Borden was nominated as 2009 Citizen of the Year, received a Community Service Award in February from the chamber of commerce and was one of seven honored with a Clallam County Service Award in April.

"It's not my festival, it's the community's," he said.

"I enjoy all those accolades but those accolades belong to the community. Without the hundreds of volunteers coordinating and cooperating, the festival wouldn't work. It's not just because of me. Really, I believe the community needs to be thanked."

Managed CarQuest

Originally from Atlantic City, N.J., Borden enlisted in 1965, met and married his wife, Tawana, in 1969 and retired from the Army in 1986 as a first sergeant at age 41. He knew Sequim as a one-stop-light town where his in-laws lived. The Bordens decided to put down roots near her parents and, after years of moving with the military, bought their first home here. With a family to support, Borden worked as the manager of CarQuest until 2007.
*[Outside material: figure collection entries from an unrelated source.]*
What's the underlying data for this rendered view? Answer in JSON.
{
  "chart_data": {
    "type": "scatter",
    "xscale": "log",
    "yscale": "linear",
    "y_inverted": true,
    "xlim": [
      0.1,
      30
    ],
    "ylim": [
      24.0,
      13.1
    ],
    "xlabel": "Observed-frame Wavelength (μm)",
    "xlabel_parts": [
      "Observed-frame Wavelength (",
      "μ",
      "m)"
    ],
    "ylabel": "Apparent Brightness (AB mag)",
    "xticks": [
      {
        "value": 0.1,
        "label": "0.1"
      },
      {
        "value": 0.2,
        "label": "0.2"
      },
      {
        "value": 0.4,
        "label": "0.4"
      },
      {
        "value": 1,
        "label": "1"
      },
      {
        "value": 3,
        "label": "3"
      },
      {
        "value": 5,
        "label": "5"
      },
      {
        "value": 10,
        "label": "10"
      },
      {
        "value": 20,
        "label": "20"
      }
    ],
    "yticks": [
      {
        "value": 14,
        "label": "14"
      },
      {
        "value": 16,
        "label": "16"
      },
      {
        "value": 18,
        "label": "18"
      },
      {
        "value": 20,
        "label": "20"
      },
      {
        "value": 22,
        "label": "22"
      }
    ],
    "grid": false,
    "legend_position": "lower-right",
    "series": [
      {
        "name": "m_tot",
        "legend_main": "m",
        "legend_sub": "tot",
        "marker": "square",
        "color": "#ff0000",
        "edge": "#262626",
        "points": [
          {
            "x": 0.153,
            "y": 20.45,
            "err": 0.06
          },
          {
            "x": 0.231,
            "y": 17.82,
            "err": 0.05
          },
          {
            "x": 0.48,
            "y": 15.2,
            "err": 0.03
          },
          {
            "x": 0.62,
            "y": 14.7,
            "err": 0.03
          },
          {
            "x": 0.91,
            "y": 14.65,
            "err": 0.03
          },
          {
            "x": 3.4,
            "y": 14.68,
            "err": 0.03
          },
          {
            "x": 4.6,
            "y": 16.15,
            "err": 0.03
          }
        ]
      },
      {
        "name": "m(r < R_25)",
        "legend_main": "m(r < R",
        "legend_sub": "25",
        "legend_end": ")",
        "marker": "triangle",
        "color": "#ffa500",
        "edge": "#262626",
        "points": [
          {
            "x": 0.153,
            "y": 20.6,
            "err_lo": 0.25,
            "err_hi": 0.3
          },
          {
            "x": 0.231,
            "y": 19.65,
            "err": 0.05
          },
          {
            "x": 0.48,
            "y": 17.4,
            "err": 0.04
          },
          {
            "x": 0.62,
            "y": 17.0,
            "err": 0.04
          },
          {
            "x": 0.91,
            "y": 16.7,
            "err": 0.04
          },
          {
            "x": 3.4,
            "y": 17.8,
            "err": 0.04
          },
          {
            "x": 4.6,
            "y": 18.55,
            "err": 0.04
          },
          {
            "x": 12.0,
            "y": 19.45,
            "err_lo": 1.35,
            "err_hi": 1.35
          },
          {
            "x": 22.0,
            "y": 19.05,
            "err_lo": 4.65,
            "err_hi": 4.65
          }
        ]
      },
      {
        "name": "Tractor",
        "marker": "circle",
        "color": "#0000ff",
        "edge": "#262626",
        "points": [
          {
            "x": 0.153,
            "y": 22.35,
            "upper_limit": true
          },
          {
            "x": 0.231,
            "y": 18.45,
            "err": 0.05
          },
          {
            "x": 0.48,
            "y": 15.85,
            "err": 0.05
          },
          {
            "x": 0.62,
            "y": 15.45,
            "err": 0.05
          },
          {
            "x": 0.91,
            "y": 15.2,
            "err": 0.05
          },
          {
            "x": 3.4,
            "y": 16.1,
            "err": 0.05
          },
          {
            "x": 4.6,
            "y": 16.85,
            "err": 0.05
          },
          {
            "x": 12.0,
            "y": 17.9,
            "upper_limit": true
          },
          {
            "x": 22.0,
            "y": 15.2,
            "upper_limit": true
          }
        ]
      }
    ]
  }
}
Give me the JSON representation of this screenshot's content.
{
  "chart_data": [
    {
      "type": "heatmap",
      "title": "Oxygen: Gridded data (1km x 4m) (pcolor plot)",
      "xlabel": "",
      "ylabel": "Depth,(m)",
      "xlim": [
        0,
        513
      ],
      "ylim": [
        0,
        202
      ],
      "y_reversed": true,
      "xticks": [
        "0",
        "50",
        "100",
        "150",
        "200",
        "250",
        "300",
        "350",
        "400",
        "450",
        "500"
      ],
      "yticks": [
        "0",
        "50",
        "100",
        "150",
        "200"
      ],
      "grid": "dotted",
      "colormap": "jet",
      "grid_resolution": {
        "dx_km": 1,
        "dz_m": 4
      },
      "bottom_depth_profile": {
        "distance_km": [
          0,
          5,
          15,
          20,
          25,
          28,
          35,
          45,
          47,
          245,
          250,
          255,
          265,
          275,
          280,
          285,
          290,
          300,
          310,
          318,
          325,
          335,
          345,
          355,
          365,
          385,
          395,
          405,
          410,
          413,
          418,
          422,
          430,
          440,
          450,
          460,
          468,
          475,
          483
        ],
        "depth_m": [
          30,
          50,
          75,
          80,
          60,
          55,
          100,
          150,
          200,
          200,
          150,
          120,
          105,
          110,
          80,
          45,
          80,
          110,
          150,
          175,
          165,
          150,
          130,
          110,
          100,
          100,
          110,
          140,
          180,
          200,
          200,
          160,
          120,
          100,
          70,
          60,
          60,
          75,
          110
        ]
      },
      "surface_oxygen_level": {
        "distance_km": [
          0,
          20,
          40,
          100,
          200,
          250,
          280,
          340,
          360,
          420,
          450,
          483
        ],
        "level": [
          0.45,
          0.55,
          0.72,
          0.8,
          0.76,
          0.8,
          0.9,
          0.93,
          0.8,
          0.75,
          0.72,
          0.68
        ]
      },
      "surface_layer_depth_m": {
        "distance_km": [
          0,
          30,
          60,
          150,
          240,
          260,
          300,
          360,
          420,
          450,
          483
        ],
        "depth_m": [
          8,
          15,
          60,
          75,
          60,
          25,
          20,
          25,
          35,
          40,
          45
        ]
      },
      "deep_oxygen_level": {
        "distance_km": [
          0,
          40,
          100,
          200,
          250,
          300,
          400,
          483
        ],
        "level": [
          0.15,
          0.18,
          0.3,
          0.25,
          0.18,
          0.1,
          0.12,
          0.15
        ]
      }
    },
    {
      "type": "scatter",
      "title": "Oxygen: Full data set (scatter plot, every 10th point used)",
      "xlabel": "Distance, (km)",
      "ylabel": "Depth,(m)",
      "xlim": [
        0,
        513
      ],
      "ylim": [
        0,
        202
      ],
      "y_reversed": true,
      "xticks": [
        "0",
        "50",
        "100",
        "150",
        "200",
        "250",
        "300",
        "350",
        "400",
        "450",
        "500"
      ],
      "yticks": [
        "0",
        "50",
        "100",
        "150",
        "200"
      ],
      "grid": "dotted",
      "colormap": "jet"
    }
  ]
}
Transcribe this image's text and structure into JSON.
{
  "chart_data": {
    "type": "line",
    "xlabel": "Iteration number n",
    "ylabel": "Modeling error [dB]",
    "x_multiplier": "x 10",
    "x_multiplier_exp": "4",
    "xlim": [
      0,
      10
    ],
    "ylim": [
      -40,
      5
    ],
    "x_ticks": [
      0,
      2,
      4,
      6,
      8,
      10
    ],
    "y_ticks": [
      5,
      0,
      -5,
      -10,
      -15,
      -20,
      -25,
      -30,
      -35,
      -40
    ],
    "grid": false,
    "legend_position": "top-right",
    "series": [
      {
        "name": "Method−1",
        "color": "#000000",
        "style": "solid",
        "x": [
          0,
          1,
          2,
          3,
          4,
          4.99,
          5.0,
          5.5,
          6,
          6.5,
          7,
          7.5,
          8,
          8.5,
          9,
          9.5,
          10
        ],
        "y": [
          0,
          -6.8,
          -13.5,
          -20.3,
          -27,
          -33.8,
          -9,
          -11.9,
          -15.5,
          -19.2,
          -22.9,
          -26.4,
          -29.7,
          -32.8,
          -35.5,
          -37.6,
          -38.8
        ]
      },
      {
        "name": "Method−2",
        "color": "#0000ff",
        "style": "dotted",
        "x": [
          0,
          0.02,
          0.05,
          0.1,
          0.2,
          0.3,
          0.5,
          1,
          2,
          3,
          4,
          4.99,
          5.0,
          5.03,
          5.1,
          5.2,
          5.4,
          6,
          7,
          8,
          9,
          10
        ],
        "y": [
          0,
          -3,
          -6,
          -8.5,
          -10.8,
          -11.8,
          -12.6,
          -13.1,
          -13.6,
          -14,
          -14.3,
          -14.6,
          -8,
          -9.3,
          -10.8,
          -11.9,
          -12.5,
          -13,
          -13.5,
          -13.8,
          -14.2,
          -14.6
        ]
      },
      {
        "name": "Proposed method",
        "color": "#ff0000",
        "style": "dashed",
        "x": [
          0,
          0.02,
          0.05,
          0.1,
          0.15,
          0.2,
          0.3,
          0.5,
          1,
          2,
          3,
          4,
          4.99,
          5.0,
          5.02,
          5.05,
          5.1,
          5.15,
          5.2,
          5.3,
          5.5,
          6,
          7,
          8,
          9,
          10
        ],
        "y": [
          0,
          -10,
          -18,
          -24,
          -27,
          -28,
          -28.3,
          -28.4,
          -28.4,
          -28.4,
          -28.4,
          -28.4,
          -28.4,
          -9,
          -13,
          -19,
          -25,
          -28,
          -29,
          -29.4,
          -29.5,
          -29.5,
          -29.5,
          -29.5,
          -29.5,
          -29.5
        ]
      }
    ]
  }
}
Neighbors invited him to become part of the 100th Irrigation Festival in 1995.

"Initially I started working with the float crew because it was fun assembling it and making it work, getting it to fold up in a trailer. Then I started going to more and more parades with the float."

Borden says he starts afresh with the festival float each year "because the first time I walk down the street (with it) and see the eyes of the children and how wide they are, it gets to my heart - because it's for the community, for the children to realize they live in a wonderful place."

Step back, not bow out

Borden is stepping down as chairman because he and Tawana want to travel and because it's time for a younger person and new ideas, he said.

"I'll be back to float construction chairman and whatever Deon Kapetan, the new festival chairman, wants me to do. I'll probably never go away from the festival - I enjoy it too much."

However, Borden won't be slowing down much, as he'll be involved with the Sequim Centennial and Incredible Edible committees.

Volunteerism and friendliness are at Sequim's core, Borden believes.

"There's a ton of people who volunteer for everything. Just do something to help your community because it's so rewarding to see the outcome. It makes me feel good inside and that's what makes me do it."